Directors have called Park Hae-il a “blank sheet,” an actor who absorbs and completely transforms through the roles bestowed upon him. With boyish features and a difficult-to-fathom aura about him, Korean film fans say he possesses a Janus-like charm, similar to the Roman god of duplicity – you can’t quite tell whether he embodies good or evil. 

Park says he’s familiar with the description. “Director Yim Soon-rye told me I was like a white canvas that could become any color, after filming ‘Waikiki Brothers,’” he said at an interview last Thursday at a cafe in Palpan-dong, Seoul, referring to his first film.

Park Hae-il (CJ Entertainment)


Park debuted as a musical actor in 1995, then crossed over to film in 2001.

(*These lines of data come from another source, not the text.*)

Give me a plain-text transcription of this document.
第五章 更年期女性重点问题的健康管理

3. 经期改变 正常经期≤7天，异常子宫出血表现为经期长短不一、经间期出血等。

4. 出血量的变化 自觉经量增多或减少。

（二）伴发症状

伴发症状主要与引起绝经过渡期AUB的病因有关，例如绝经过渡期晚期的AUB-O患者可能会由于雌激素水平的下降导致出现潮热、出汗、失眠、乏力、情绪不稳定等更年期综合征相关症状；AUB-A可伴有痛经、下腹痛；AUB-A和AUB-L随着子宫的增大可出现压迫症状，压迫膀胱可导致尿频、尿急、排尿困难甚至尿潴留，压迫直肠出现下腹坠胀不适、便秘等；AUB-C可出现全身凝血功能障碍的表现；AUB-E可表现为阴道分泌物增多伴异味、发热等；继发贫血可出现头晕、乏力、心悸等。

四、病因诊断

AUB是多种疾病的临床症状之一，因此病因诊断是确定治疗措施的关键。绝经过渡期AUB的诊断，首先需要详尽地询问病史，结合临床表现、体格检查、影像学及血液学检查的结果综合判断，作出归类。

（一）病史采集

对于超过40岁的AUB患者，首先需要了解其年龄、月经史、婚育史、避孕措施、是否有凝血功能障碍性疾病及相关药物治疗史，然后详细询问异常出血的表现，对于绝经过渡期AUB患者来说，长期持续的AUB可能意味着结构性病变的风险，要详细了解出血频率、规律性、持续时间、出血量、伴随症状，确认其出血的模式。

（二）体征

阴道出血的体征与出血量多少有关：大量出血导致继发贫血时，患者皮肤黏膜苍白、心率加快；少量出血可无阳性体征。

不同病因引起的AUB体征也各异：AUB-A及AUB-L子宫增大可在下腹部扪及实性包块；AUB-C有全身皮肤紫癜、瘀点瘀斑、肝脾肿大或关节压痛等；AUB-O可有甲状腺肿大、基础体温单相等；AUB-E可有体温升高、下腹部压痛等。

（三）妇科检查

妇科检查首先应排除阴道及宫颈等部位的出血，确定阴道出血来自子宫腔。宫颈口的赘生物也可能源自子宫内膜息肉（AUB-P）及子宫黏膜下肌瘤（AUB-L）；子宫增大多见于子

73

His filmography has been diverse since then. He played an ambiguous murder suspect in Bong Joon-ho’s 2003 mystery drama “Memories of Murder,” and a shameless womanizer in the 2005 romantic comedy “Rules of Dating.” In 2012’s “A Muse,” a 30-something Park played a 70-year-old poet attracted to a high school student. In 2013, Park played a slacker film director who moves back in with his mother.

In the historical drama “The Fortress,” which hit local theaters Tuesday, Park takes on the daunting task of portraying Joseon’s King Injo at his most vulnerable. The film is set during the 1636 Chinese invasion of Joseon, when the king is forced to retreat to Namhansanseong, a mountain fortress southeast of Seoul. Trapped there, Injo is faced with a choice between preserving the lives of his people by surrendering, and resisting at the risk of being wiped out by an incomparably forcible army.  

“He’s a very suspecting and anxious character,” Park said of his rendition of King Injo.

Park Hae-il (CJ Entertainment)


Park says he’s not an actor who can slip comfortably into his roles. “I’m not agile enough to be joking at one point and then suddenly begin shooting. I tried to maintain (Injo’s) anxiety off-screen as well.”

The strain is palpable throughout the entirety of the film, and the camera frequently closes in on Park’s nervous face as Injo tries to make the right decision amid a sea of diverging arguments thrown at him by his advisors, and choose between survival and dignity.

Park Hae-il (CJ Entertainment)


The story of King Injo’s eventual surrender is a well-known but distressing point in Korean history. “It’s a sad part of history and perhaps one that we don’t really want to show the world. … But it’s not everyday that as an actor, you come across a script that has this serious an approach to history, which is why I decided to take on the role.”